On March 11, 2017, the Denver Broncos signed Peko to a two-year, $7.50 million contract with $3.80 million guaranteed and a signing bonus of $1 million.

Head coach Vance Joseph named Peko the starting nose tackle to begin the regular season, alongside defensive ends Jared Crick and Derek Wolfe. On October 15, 2017, Peko collected a season-high seven combined tackles in the Broncos' 23–10 loss against the New York Giants in Week 6. On November 26, 2017, Peko made six combined tackles before exiting in the fourth quarter of the Broncos' 21–14 loss at the Oakland Raiders due to a sprained MCL. His injury sidelined him for the next two games (Weeks 13–14) and ended his streak of 123 consecutive starts. He started in 14 games in 2017 and recorded 38 combined tackles (24 solo) and a sack.

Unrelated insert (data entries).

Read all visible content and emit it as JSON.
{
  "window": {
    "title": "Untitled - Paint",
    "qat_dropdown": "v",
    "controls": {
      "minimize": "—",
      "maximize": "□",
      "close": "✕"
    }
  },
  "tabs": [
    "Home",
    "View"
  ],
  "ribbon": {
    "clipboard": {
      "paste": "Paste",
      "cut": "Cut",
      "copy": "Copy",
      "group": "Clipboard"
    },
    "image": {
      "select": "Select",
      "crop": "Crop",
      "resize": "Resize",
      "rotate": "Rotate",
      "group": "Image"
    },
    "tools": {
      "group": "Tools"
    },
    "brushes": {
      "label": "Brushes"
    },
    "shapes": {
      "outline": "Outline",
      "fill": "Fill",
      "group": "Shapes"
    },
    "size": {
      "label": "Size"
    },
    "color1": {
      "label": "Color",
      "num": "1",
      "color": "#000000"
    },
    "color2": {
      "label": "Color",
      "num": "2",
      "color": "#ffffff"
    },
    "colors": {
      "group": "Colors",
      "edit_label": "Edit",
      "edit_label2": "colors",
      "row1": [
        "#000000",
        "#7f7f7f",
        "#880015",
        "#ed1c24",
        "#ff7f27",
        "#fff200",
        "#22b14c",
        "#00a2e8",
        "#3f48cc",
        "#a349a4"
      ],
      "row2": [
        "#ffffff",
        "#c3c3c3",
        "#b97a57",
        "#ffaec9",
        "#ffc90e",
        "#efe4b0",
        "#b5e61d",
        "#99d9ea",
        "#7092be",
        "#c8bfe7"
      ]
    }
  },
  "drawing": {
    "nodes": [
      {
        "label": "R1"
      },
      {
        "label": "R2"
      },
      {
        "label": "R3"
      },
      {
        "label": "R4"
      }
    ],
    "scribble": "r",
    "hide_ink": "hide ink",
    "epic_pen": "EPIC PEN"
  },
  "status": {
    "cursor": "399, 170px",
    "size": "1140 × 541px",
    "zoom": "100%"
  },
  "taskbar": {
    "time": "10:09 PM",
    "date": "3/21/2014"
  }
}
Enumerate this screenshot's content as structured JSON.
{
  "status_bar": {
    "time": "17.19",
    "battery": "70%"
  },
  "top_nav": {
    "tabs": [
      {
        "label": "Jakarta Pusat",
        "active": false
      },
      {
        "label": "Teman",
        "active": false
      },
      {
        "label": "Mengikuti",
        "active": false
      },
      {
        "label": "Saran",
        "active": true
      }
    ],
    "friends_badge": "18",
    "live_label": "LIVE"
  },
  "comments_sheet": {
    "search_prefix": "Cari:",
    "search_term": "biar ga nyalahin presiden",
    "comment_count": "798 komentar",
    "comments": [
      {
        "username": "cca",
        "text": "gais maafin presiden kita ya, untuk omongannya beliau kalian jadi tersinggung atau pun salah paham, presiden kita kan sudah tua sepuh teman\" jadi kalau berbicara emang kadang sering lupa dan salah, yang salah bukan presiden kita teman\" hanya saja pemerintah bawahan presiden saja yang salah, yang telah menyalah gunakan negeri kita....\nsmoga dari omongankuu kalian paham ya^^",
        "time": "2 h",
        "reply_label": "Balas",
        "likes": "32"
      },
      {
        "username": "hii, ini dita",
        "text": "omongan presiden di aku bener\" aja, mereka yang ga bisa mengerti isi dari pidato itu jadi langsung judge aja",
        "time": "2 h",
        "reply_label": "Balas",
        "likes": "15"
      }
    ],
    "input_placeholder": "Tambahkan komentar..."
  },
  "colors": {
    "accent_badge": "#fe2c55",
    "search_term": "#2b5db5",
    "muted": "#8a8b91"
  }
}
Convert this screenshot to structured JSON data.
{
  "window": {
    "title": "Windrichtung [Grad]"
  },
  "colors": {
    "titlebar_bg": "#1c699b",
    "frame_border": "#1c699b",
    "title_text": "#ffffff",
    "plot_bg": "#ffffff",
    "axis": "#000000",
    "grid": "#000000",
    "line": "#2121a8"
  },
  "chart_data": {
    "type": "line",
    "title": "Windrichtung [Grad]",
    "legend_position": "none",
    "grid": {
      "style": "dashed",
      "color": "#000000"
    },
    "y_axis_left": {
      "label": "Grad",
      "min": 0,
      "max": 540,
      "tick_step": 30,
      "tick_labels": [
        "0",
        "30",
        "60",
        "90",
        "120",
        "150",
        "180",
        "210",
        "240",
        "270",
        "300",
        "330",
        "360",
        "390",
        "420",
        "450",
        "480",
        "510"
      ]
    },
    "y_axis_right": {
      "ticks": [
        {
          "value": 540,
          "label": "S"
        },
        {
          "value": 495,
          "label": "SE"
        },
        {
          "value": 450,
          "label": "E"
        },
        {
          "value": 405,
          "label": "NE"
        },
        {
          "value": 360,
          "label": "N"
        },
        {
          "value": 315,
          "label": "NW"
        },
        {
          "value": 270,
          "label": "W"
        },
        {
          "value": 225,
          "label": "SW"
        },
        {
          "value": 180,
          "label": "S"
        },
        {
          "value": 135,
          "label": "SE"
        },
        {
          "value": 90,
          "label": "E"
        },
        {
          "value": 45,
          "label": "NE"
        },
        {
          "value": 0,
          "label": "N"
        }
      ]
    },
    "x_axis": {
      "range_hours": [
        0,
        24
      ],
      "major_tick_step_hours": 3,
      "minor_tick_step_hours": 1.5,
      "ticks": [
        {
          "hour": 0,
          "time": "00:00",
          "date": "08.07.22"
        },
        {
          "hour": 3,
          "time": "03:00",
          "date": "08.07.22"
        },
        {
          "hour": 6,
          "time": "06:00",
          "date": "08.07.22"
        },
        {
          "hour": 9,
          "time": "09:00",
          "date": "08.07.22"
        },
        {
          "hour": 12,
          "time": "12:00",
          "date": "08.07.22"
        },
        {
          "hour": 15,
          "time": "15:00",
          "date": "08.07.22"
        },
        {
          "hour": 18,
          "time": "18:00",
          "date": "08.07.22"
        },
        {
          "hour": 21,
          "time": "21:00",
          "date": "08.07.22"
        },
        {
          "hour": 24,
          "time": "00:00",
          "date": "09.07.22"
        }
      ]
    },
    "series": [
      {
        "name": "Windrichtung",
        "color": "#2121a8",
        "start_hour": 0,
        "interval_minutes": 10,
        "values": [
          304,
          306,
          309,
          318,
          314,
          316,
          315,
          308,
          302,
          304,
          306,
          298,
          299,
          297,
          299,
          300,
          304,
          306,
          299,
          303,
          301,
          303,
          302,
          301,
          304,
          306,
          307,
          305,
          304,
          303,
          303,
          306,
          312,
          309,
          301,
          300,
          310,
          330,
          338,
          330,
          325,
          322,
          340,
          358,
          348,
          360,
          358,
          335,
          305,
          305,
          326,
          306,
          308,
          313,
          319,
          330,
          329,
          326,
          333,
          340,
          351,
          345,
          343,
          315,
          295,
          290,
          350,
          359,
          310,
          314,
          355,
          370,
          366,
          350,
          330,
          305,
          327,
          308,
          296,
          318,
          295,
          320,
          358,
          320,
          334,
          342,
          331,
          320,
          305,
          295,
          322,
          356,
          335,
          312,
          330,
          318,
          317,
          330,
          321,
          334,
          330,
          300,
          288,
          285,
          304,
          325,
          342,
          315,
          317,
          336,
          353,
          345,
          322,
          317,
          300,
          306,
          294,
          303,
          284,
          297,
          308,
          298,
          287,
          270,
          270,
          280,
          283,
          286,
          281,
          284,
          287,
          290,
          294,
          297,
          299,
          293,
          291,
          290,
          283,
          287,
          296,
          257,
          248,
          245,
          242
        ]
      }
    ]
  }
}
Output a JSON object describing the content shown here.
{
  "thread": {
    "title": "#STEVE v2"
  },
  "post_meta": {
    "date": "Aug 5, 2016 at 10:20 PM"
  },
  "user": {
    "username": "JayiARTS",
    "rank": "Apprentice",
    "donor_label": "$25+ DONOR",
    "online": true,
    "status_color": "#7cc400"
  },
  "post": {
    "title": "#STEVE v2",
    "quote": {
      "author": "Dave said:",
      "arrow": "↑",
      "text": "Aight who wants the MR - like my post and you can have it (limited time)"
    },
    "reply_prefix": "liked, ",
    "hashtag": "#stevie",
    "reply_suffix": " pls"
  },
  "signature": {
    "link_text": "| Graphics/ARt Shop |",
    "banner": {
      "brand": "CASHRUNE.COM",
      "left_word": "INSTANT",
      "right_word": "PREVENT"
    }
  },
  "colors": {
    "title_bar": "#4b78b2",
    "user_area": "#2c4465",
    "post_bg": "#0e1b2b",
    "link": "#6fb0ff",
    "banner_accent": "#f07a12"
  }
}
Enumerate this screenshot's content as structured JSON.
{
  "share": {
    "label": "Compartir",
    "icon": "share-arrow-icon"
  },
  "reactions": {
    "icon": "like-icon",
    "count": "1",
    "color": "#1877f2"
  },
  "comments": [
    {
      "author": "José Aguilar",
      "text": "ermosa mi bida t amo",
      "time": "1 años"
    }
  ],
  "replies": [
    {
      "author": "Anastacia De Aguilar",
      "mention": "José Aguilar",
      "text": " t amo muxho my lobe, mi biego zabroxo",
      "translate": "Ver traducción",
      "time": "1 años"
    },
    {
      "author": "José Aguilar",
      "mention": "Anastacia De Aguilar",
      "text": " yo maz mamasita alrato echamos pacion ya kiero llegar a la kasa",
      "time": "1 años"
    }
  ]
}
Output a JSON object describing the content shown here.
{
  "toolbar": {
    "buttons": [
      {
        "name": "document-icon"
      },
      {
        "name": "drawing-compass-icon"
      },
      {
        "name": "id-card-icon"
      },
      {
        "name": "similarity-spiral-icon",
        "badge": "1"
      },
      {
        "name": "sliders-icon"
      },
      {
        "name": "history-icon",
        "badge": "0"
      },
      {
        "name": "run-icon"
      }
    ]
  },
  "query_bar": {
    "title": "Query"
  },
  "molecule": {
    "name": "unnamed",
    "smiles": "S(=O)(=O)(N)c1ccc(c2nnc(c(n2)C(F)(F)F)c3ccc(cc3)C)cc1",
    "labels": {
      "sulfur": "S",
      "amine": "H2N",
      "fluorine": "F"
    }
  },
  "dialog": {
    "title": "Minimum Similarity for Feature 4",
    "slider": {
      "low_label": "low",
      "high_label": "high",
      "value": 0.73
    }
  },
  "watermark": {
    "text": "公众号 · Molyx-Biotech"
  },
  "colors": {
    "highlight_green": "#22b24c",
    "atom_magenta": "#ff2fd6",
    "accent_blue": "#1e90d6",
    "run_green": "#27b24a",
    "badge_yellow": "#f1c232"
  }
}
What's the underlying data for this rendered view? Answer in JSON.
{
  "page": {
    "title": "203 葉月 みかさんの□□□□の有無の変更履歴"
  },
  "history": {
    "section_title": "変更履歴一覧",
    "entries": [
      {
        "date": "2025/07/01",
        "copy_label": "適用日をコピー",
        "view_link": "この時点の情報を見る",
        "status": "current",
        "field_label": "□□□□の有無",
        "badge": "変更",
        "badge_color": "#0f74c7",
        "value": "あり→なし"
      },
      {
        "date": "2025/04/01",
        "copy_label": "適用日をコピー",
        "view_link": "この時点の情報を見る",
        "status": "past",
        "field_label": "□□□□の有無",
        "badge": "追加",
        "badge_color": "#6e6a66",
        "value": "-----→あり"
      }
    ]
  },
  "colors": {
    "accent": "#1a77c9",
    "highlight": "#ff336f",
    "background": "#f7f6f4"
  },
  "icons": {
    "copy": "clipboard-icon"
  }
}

In the 2018 season, Peko appeared in and started all 16 games. He finished with a half-sack, 31 total tackles (20 solo), and two passes defended.

===Baltimore Ravens===
On November 12, 2019, Peko was signed by the Baltimore Ravens. He played in seven games and started in three in the 2019 season.

===Arizona Cardinals===
On November 23, 2020, Peko signed with the Arizona Cardinals. He played in six games and started five in the 2020 season.

==NFL career statistics==

Year: Team; Games; Tackles; Interceptions; Fumbles
GP: GS; Cmb; Solo; Ast; Sck; Sfty; PD; Int; Yds; Avg; Lng; TD; FF; FR
2006: CIN; 16; 1; 43; 21; 22; 2.5; 0; 0; 0; 0; 0.0; 0; 0; 1; 0
2007: CIN; 16; 16; 52; 36; 16; 1.5; 0; 1; 0; 0; 0.0; 0; 0; 0; 1
2008: CIN; 16; 16; 67; 29; 38; 0.5; 0; 2; 0; 0; 0.0; 0; 0; 0; 0
2009: CIN; 11; 11; 23; 12; 11; 0.0; 0; 1; 0; 0; 0.0; 0; 0; 0; 0
2010: CIN; 16; 16; 42; 24; 18; 0.5; 0; 1; 0; 0; 0.0; 0; 0; 0; 0
2011: CIN; 16; 16; 66; 34; 32; 2.5; 0; 0; 0; 0; 0.0; 0; 0; 1; 1
2012: CIN; 16; 16; 53; 23; 30; 2.0; 0; 3; 0; 0; 0.0; 0; 0; 0; 1
2013: CIN; 16; 16; 52; 24; 28; 3.0; 0; 0; 0; 0; 0.0; 0; 0; 0; 0
2014: CIN; 16; 16; 46; 26; 20; 1.0; 0; 0; 0; 0; 0.0; 0; 0; 0; 0
2015: CIN; 16; 16; 35; 17; 18; 5.0; 0; 1; 0; 0; 0.0; 0; 0; 0; 0
2016: CIN; 16; 16; 37; 17; 20; 0.0; 0; 3; 0; 0; 0.0; 0; 0; 0; 1
2017: DEN; 14; 14; 38; 24; 14; 1.0; 0; 0; 0; 0; 0.0; 0; 0; 0; 1
2018: DEN; 16; 16; 31; 20; 11; 0.5; 0; 2; 0; 0; 0.0; 0; 0; 0; 0
2019: BAL; 7; 3; 14; 7; 7; 0.0; 0; 0; 0; 0; 0.0; 0; 0; 0; 0
2020: ARI; 6; 5; 16; 6; 10; 0.0; 0; 0; 0; 0; 0.0; 0; 0; 0; 0
Career: 214; 194; 616; 321; 295; 20.0; 0; 14; 0; 0; 0.0; 0; 0; 2; 5

==Coaching career==
In 2024, Peko joined the Dallas Cowboys, as an assistant coach under his former Cincinnati Bengals Defensive Coordinator, Mike Zimmer.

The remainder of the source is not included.